Authored by Louis Stevens
Throughout 2024, I've noted that the 2 year and 10 year treasury yields have once again been on the rise, and that the market would eventually work to price in these higher rates. Today, we will explore what I've meant by this line of reasoning.
Importantly, as I've often shared, this does not happen instantaneously: The market usually requires a few months or quarters to fully price in the shifting interest rate landscape.
So, while interest rates began their rapid ascent in January of 2024, this reality is only now being fully priced into various pockets of the market; namely, software in recent weeks.
In the following bullet points, I will share with you the mechanisms underlying higher rates = stock prices declining. Let's begin.
Here are the three mechanisms by which higher rates pull down on stock valuations, and, by extension, stock prices:
- Higher rates make the yield on cash more attractive, siphoning demand away from equities and ultimately causing equity prices to fall to the extent that they become more competitive with the risk free yield on cash.

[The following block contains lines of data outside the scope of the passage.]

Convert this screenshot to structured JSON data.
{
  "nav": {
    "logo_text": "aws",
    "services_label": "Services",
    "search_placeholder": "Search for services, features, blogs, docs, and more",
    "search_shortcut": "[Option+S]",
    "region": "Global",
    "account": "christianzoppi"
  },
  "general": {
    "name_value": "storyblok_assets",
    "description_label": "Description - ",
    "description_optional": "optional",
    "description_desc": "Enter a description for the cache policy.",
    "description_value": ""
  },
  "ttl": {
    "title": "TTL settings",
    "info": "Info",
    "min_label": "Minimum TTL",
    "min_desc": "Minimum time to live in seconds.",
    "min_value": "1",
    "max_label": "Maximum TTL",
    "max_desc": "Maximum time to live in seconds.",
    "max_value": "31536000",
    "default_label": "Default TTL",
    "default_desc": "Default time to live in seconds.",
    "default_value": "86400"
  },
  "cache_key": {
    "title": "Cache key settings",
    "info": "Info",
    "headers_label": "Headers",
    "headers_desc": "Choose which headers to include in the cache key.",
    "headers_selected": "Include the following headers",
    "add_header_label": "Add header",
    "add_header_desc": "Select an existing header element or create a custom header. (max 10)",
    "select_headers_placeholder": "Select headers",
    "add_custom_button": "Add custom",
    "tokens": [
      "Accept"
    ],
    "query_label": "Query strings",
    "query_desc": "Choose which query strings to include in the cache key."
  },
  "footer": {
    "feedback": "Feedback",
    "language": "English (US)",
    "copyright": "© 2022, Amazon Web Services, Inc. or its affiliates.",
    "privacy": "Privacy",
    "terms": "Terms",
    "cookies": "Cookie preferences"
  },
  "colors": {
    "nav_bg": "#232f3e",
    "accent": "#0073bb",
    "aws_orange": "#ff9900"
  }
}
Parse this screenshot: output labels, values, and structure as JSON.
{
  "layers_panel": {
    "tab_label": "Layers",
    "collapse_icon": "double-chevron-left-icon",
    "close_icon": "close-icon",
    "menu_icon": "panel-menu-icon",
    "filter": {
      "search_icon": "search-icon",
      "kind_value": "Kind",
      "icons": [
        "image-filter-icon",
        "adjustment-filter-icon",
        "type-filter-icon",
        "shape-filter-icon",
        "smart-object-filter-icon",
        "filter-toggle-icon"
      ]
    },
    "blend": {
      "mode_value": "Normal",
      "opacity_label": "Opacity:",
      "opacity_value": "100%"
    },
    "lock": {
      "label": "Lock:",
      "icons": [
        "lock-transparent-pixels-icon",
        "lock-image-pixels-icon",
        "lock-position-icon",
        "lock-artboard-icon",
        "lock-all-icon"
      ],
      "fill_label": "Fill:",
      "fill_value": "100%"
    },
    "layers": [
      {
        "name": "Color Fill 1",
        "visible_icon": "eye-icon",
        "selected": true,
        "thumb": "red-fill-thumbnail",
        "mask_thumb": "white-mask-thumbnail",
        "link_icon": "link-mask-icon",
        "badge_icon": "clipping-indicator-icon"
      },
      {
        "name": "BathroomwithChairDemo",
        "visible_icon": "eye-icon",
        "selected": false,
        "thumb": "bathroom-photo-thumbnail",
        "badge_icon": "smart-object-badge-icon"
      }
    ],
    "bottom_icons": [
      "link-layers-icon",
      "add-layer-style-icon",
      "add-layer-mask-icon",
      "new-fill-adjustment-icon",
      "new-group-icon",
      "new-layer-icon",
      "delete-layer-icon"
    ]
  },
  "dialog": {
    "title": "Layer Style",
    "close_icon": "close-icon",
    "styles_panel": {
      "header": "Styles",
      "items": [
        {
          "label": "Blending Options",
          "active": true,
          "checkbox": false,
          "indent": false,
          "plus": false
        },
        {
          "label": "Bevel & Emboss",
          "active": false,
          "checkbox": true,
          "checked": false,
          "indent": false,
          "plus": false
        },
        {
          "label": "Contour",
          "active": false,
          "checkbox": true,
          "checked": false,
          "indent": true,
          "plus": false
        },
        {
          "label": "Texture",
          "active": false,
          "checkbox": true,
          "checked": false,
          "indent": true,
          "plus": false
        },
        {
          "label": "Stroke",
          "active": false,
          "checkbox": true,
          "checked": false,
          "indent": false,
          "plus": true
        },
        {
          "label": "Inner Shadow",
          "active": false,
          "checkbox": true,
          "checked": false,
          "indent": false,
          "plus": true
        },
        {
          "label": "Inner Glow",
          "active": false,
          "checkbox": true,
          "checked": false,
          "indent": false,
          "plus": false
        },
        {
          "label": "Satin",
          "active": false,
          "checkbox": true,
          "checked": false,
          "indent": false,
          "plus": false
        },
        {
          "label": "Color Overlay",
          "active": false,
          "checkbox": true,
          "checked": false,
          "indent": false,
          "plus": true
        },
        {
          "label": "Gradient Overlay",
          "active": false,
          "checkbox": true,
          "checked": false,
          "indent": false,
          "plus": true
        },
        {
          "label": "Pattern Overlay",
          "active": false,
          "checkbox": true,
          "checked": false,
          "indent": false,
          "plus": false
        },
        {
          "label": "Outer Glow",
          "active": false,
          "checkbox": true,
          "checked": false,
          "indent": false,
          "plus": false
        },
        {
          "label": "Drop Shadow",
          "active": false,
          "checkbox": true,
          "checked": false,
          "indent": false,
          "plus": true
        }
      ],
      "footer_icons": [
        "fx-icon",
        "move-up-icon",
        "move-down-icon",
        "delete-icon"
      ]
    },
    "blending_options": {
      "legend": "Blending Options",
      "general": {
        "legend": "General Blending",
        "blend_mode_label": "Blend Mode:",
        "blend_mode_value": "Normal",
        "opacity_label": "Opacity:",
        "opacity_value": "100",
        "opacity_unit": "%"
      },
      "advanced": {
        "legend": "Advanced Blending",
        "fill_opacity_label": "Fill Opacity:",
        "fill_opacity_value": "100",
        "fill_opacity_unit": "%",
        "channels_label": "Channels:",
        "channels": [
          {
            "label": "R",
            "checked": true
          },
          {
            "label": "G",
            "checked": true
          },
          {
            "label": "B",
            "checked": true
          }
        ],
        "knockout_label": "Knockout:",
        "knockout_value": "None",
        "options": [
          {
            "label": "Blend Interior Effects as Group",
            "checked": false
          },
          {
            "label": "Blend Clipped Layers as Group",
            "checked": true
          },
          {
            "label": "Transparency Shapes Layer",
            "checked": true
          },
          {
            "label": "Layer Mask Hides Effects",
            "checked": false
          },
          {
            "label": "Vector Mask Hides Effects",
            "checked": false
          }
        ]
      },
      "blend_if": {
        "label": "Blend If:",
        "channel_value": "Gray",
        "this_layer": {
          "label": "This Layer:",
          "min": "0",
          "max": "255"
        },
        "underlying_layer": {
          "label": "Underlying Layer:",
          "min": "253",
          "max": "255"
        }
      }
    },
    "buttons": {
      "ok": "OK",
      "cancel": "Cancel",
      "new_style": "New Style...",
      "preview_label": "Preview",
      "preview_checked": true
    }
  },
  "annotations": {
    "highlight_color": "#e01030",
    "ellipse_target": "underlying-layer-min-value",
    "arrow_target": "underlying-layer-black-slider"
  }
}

As the, for instance, 2 year treasury yield increases, this makes it more attractive, naturally, which draws demand away from equities (stocks) and into bonds. With lower demand for equities, in accordance with supply and demand laws, equity prices must fall to reach supply-demand equilibrium at which price stability is reached.
- Higher rates cause economic growth to slow, and slower growth creates lower valuations, all else being equal. Consider for a moment the impact of higher credit card interest rates: Participants within an economic system will have far greater ability to spend using a credit card when its interest rate is 5% vs 25%. At 25%, an individual's ability to spend on a credit card becomes hampered relative to their ability to spend on the credit card when its interest rate is 5%. Extrapolate this dynamic to every corner of the economic system, and you can see how, like a series of dominoes toppling over, higher interest rates slower economic activity and growth. Slower economic growth, in accordance with the four elements of equity value (stock value) that I often share with you, causes stocks to be priced at lower valuations.
- Higher rates can cause economic turmoil, threatening the durability of a given company's free cash flow (loosely synonymous with earnings), and lower free cash flow durability, all else being equal, must be reflected in a company's valuation via compression of said valuation. Also in accordance with the four elements of equity value, lower earnings durability results in a lower valuation, and a lower valuation is achieved via stock price declines (or long, long periods of price stagnation).
With these three factors in mind, we better understand how higher rates have pushed downward on stock prices.